According to Prof. Biryukov, the design of white-box cryptography has been a long-standing open problem for researchers, as it requires novel methods of hiding secrets (cryptographic keys) in an otherwise open system. It entails, “hiding cryptographic keys in plain sight in a piece of software code, allowing adversaries to examine, run and modify the code, but still preventing the adversaries from learning the secrets.” As he explains further, “there is considerable industrial interest in white-box schemes since they protect against insider threats, code lifting, help software intellectual property protection (via strong code obfuscation), and facilitate easier mobile payments.”


In 2023, Biryukov, alongside fellow CryptoLux researchers Baptiste Lambin and Aleksei Udovenko, made waves at the Conference on Cryptographic Hardware and Embedded Systems—the world’s leading conference dedicated to the design and analysis of cryptographic hardware and software implementations. One year earlier at CRYPTO’22, a team of researchers at Belgium’s KU Leuven had presented a new promising white-box scheme based on novel ideas of implicit functions and quadratic-affine encoding. Over the course of the following year, SnT’s CryptoLux team worked on cryptanalysis of the KU Leuven proposal. 
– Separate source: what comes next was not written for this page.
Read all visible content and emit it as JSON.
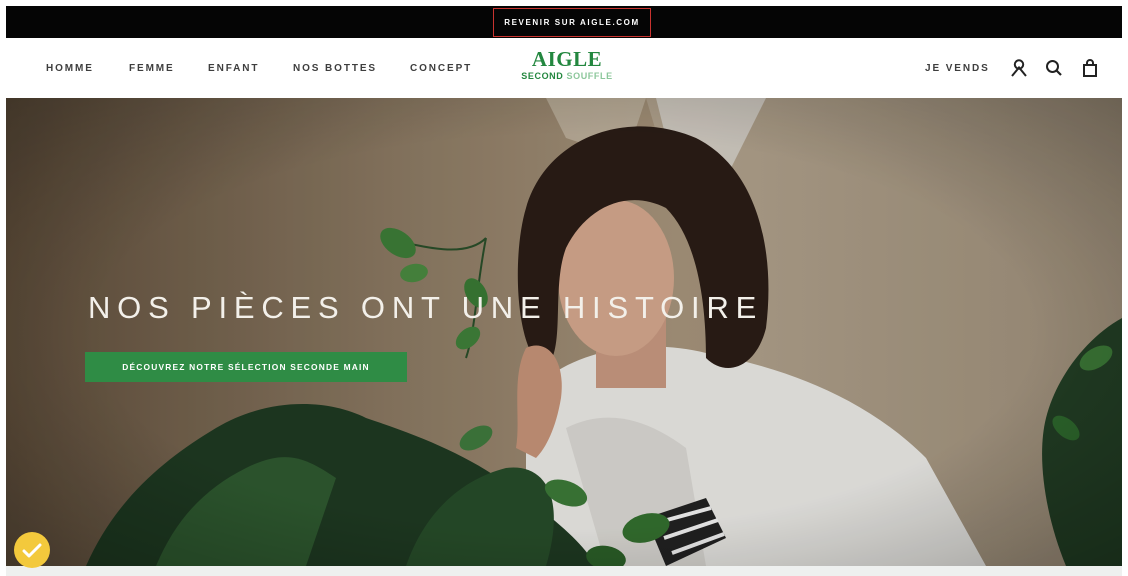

They presented the results of their efforts at the last year’s conference in Prague to much peer acclaim. “Our paper showed, how, by using sophisticated but efficient algebraic algorithms, we could uncover all the secrets from KU Leuven’s 2022 scheme, thereby revealing its core weaknesses,” Biryukov recounts. “Designers claimed that their white-box scheme would be very difficult or even impossible to attack, but unfortunately that is not the case. However novel ideas of implicit encodings used in this design are still of interest and might be used in the future schemes.”


This research, along with an elaboration of other methods for carrying out white-box attacks, will help reshape white-box cryptographic designs for the years to come. “It’s a dynamic area of research with serious implications for sectors such as defence, finance, energy, and health. Even though cryptography is commonly accepted as a well-advanced and reliable area of information security, there are still plenty of important challenges to tackle in order to ensure safe and cost-efficient digital transformation.”